Bahkan jika perlu, dengan cara licik, tipu daya, maupun kekerasan. Rasanya aneh, namun melegakan bagi sebagian orang.
"Bagaimana dengan sikap Islam seputar pindah agama? Bukankah telah jelas disampaikan dalam AlQuran?" tanya seorang peserta.
Alquran adalah kitab pedoman kita, jawabku. Menurutku, kitab ini terlalu suci yang tidak membutuhkan sepasukan orang untuk memaksa orang lain agar percaya ia sebagai kitab petunjuk.
Lemah sekali agama kita seandainya memaksa pengikutnya untuk mempersekusi orang lain agar mempercayainya.
"Tidak ada paksaan dalam Islam," jawabku. Saat banyak orang Islam ikut kerabatnya yang Yahudi meninggalkan Madinah karena pengusiran, Nabi memperbolehkan hal tersebut.
Mereka tidak dipaksa tinggal di Madinah bersama orang-orang Islam. Demikianlah konteks turunnya ayat tersebut.
"Lalu, gus, bukankah telah jelas dalam AlQuran 2:221, seorang Muslim tidak diperkenankan menikahi orang musyrik?" ujar yang lain.
Musyrik itu menyekutukan tuhan, jawabku. Yang percaya Tuhan, dalam ayat tersebut, dinamakan mukmin. Bahasa Inggrisnya; The Believers.
"Sekarang aku akan tanya pendeta Anggra," ujarku sembari langsung menatap Anggra yang duduk di sampingku. "Kamu dan semua orang Kristen, apakah menyekutukan Tuhan?"
"Yo enggak lah, gus," sahutnya sembari tertawa.
Mukmin, menurutku, adalah mereka yang mempercayai adanya Gusti. The Believers. Tidak hanya orang Islam saja, namun juga Kristen, Yahudi, dan agama-agama lainnya.
Dengan demikian, lanjutku di forum, Al-quran QS. 2:221 tidak cukup relevan digunakan untuk mengatur larang perkawinan Islam-Kristen. Apalagi menurutku telah jelas pemeluk Kristen memiliki kitab yang keberadaannya juga wajib diimani oleh orang Islam, merujuk pada QS 2:4.
"Bayangkan, mana mungkin kita tega mengutuk kebahagiaan yang kuat terpancar dari raut muka Tenaya dan Nathanael?" ujarku meyakinkan peserta diskusi sembari menayangkan video pendek "Mesranya Cinta Terlarang," karya Norfa Baroroh, mahasiswiku di Ciputra. https://www.youtube.com/watch?v=kOBSwufNJQw
Malam itu, aku merasa cukup banyak berondongan bersifat teologis dari peserta forum.

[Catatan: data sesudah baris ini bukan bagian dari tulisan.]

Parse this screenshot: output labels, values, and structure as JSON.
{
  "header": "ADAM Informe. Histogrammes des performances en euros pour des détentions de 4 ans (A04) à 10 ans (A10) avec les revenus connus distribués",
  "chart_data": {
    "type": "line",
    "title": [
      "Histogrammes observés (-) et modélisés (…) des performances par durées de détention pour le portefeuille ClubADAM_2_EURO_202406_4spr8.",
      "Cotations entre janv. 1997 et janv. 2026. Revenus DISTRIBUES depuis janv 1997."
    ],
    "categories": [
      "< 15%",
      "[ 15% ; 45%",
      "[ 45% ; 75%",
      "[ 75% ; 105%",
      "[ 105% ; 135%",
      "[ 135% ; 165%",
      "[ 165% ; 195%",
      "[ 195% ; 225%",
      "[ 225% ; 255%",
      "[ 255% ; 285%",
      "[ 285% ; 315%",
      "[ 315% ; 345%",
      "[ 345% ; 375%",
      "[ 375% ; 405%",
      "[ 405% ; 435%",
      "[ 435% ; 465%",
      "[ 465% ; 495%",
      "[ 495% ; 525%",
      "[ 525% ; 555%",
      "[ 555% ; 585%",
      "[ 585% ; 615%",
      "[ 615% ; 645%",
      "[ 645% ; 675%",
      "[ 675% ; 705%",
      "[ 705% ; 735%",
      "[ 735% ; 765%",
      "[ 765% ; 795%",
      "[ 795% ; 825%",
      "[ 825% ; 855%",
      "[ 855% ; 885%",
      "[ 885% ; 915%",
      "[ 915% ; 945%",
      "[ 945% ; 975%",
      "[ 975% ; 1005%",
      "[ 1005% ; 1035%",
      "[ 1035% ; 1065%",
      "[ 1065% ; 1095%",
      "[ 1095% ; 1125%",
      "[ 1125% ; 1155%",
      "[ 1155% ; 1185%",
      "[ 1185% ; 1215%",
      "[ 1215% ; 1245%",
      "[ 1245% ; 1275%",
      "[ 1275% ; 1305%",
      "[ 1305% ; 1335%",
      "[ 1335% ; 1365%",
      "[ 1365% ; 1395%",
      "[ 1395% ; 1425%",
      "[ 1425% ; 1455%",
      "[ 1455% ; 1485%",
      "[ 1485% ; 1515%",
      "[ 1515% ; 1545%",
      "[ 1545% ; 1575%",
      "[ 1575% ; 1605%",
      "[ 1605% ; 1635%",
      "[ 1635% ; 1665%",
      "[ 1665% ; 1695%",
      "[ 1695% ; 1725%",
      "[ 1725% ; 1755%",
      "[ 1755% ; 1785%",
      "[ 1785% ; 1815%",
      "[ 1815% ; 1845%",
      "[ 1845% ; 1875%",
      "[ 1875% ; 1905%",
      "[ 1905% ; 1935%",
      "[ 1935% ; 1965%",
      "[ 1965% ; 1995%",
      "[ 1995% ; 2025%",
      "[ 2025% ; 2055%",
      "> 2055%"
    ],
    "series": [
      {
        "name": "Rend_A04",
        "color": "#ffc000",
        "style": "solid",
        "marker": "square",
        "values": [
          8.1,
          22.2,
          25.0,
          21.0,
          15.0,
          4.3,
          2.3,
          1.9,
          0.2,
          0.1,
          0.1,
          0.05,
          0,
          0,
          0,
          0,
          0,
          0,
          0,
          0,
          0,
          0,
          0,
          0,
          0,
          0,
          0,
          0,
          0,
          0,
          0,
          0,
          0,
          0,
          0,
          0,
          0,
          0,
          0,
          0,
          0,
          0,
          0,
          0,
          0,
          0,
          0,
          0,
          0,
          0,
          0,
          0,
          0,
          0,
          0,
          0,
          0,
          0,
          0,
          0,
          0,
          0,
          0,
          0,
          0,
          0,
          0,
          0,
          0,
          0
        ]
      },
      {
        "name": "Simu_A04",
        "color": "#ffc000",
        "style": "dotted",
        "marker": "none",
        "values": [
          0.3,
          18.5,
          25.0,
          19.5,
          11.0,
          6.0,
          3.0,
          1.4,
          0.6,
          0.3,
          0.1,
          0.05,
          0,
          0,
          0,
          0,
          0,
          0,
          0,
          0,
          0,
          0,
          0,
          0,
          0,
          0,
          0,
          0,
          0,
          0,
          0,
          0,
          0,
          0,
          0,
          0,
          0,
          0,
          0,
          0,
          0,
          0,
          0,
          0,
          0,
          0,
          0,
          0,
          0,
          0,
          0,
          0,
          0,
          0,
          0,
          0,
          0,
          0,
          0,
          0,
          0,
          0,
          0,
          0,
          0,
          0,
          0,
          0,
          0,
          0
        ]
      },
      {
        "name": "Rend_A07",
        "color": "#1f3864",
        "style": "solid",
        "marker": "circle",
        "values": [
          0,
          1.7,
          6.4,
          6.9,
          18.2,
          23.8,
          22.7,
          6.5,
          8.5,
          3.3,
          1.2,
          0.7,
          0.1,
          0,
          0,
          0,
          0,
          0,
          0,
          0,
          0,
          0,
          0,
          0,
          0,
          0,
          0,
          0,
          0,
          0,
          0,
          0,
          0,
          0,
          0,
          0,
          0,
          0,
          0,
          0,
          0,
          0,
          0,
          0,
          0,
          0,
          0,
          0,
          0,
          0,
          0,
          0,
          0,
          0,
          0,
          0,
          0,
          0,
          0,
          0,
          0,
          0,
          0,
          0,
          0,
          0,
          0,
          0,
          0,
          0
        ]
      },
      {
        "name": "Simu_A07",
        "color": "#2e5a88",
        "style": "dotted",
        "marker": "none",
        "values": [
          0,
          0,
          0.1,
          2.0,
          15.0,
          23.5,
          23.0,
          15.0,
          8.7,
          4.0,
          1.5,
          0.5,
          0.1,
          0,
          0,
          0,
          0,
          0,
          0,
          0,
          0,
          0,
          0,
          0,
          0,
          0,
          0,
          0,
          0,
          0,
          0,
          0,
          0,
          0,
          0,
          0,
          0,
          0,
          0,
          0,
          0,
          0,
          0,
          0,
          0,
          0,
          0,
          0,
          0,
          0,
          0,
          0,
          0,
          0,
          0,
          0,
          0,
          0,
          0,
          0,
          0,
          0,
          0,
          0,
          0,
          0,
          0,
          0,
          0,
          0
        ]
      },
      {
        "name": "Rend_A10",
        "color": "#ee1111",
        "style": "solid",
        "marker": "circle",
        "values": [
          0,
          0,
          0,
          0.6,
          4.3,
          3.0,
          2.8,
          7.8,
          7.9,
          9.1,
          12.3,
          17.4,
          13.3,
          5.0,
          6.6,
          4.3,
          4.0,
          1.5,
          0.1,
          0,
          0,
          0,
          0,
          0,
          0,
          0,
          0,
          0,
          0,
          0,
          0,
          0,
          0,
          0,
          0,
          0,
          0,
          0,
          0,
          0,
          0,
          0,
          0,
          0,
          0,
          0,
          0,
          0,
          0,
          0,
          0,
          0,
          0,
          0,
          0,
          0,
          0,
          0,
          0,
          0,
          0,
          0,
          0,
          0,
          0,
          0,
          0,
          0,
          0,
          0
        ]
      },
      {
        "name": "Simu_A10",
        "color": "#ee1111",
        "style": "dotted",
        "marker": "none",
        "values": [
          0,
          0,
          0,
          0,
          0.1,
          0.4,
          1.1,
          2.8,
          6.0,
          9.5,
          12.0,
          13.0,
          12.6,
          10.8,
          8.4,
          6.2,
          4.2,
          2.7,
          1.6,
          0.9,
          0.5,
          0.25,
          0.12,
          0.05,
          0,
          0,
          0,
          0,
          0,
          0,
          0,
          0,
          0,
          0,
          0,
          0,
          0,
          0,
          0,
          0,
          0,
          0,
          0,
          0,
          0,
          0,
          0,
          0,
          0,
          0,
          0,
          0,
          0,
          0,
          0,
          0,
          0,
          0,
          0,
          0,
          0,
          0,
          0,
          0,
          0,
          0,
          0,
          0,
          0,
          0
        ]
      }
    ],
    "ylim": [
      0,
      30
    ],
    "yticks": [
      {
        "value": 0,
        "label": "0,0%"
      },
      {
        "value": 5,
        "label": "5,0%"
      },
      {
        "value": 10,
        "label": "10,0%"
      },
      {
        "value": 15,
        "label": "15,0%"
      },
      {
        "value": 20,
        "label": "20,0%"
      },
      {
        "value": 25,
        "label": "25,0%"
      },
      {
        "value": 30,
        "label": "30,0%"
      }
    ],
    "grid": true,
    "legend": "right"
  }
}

Begitu banyak ayat-ayat Alquran disemai dan dikutip untuk mempertahankan keyakinan yang selama ini memang dihidupi.
Sejujurnya, aku sangat senang dengan hal itu. Sangat mengasyikkan dapat mendengar mereka berargumentasi menggunakan kitab sucinya.
Namun bagaimana dengan perasaan Pdt. Anggra yang menyaksikan itu semua? Apa yang ada dalam benaknya saat tahu kuatnya resistensi dalam forum tersebut?

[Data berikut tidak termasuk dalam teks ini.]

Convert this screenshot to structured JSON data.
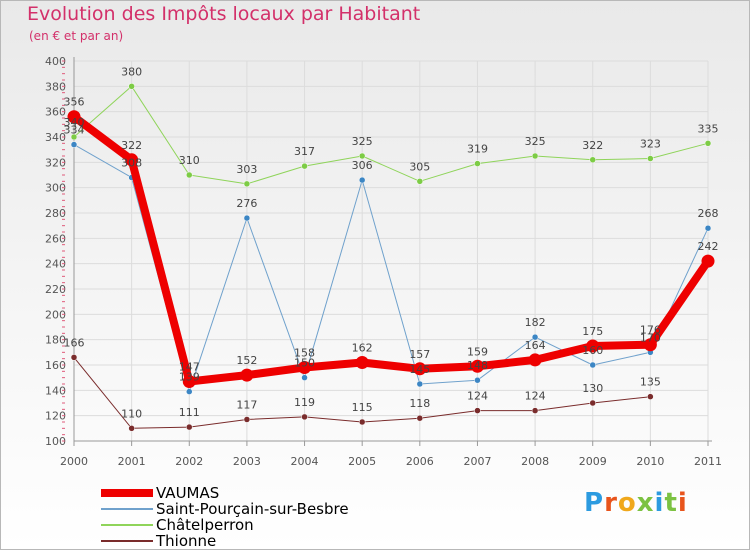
{
  "title": "Evolution des Impôts locaux par Habitant",
  "subtitle": "(en € et par an)",
  "brand": "Proxiti",
  "colors": {
    "title": "#d3306a",
    "axis": "#999999",
    "grid": "#dcdcdc",
    "tick_text": "#555555"
  },
  "chart_data": {
    "type": "line",
    "title": "Evolution des Impôts locaux par Habitant",
    "subtitle": "(en € et par an)",
    "xlabel": "",
    "ylabel": "",
    "ylim": [
      100,
      400
    ],
    "ytick_step": 20,
    "yticks": [
      "100",
      "120",
      "140",
      "160",
      "180",
      "200",
      "220",
      "240",
      "260",
      "280",
      "300",
      "320",
      "340",
      "360",
      "380",
      "400"
    ],
    "grid": true,
    "legend_position": "bottom-left",
    "categories": [
      "2000",
      "2001",
      "2002",
      "2003",
      "2004",
      "2005",
      "2006",
      "2007",
      "2008",
      "2009",
      "2010",
      "2011"
    ],
    "series": [
      {
        "name": "Châtelperron",
        "color": "#8fd45a",
        "dot": "#7dcc45",
        "width": 1,
        "values": [
          340,
          380,
          310,
          303,
          317,
          325,
          305,
          319,
          325,
          322,
          323,
          335
        ],
        "labels": [
          "340",
          "380",
          "310",
          "303",
          "317",
          "325",
          "305",
          "319",
          "325",
          "322",
          "323",
          "335"
        ]
      },
      {
        "name": "Saint-Pourçain-sur-Besbre",
        "color": "#6fa1cc",
        "dot": "#3c86c4",
        "width": 1,
        "values": [
          334,
          308,
          139,
          null,
          150,
          306,
          145,
          148,
          182,
          160,
          170,
          268
        ],
        "plot_values": [
          334,
          308,
          139,
          276,
          150,
          306,
          145,
          148,
          182,
          160,
          170,
          268
        ],
        "labels": [
          "334",
          "308",
          "139",
          "276",
          "150",
          "306",
          "145",
          "148",
          "182",
          "160",
          "170",
          "268"
        ]
      },
      {
        "name": "Thionne",
        "color": "#7a2c2c",
        "dot": "#7a2c2c",
        "width": 1,
        "values": [
          166,
          110,
          111,
          117,
          119,
          115,
          118,
          124,
          124,
          130,
          135,
          null
        ],
        "labels": [
          "166",
          "110",
          "111",
          "117",
          "119",
          "115",
          "118",
          "124",
          "124",
          "130",
          "135",
          ""
        ]
      },
      {
        "name": "VAUMAS",
        "color": "#ee0000",
        "dot": "#ee0000",
        "width": 8,
        "values": [
          356,
          322,
          147,
          152,
          158,
          162,
          157,
          159,
          164,
          175,
          176,
          242
        ],
        "labels": [
          "356",
          "322",
          "147",
          "152",
          "158",
          "162",
          "157",
          "159",
          "164",
          "175",
          "176",
          "242"
        ]
      }
    ]
  },
  "legend": [
    {
      "name": "VAUMAS",
      "color": "#ee0000",
      "width": 8
    },
    {
      "name": "Saint-Pourçain-sur-Besbre",
      "color": "#6fa1cc",
      "width": 2
    },
    {
      "name": "Châtelperron",
      "color": "#8fd45a",
      "width": 2
    },
    {
      "name": "Thionne",
      "color": "#7a2c2c",
      "width": 2
    }
  ]
}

Aku memilih membiarkannya, tidak menanyakannya secara khusus saat diskusi usai. Yang justru aku sampaikan adalah rasa senangku melihat kampus ini kembali dikunjungi pendeta GKJW.

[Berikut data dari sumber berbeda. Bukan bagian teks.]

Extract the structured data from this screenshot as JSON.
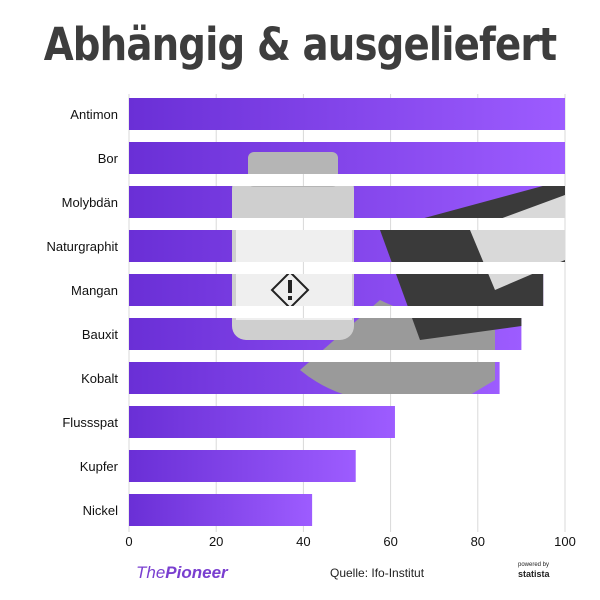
{
  "chart_data": {
    "type": "bar",
    "orientation": "horizontal",
    "title": "Abhängig & ausgeliefert",
    "categories": [
      "Antimon",
      "Bor",
      "Molybdän",
      "Naturgraphit",
      "Mangan",
      "Bauxit",
      "Kobalt",
      "Flussspat",
      "Kupfer",
      "Nickel"
    ],
    "values": [
      100,
      100,
      100,
      100,
      95,
      90,
      85,
      61,
      52,
      42
    ],
    "xlim": [
      0,
      100
    ],
    "xticks": [
      "0",
      "20",
      "40",
      "60",
      "80",
      "100"
    ],
    "grid": true,
    "colors": {
      "bar_start": "#6a2fd6",
      "bar_end": "#9d5cff",
      "photo_gray": "#8a8a8a",
      "grid": "#d9d9d9"
    }
  },
  "footer": {
    "logo_prefix": "The",
    "logo_main": "Pioneer",
    "source": "Quelle: Ifo-Institut",
    "powered_by": "powered by",
    "brand": "statista"
  }
}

"Tahukah kamu kapan terakhir kali pendeta GKJW mengisi acara di kampus ini?" tanyaku
"Kapan, gus?" tanyanya pendek
"Sekitar tahun 2011 atau 2012. Saat itu Nicky yang ke sini," ujarku sembari mengantarkan Anggra ke mobil.
Pelan-pelan kendaraan itu ditelan gelapnya kampus. Balik ke GKJW Mutersari. Thank you Anggra.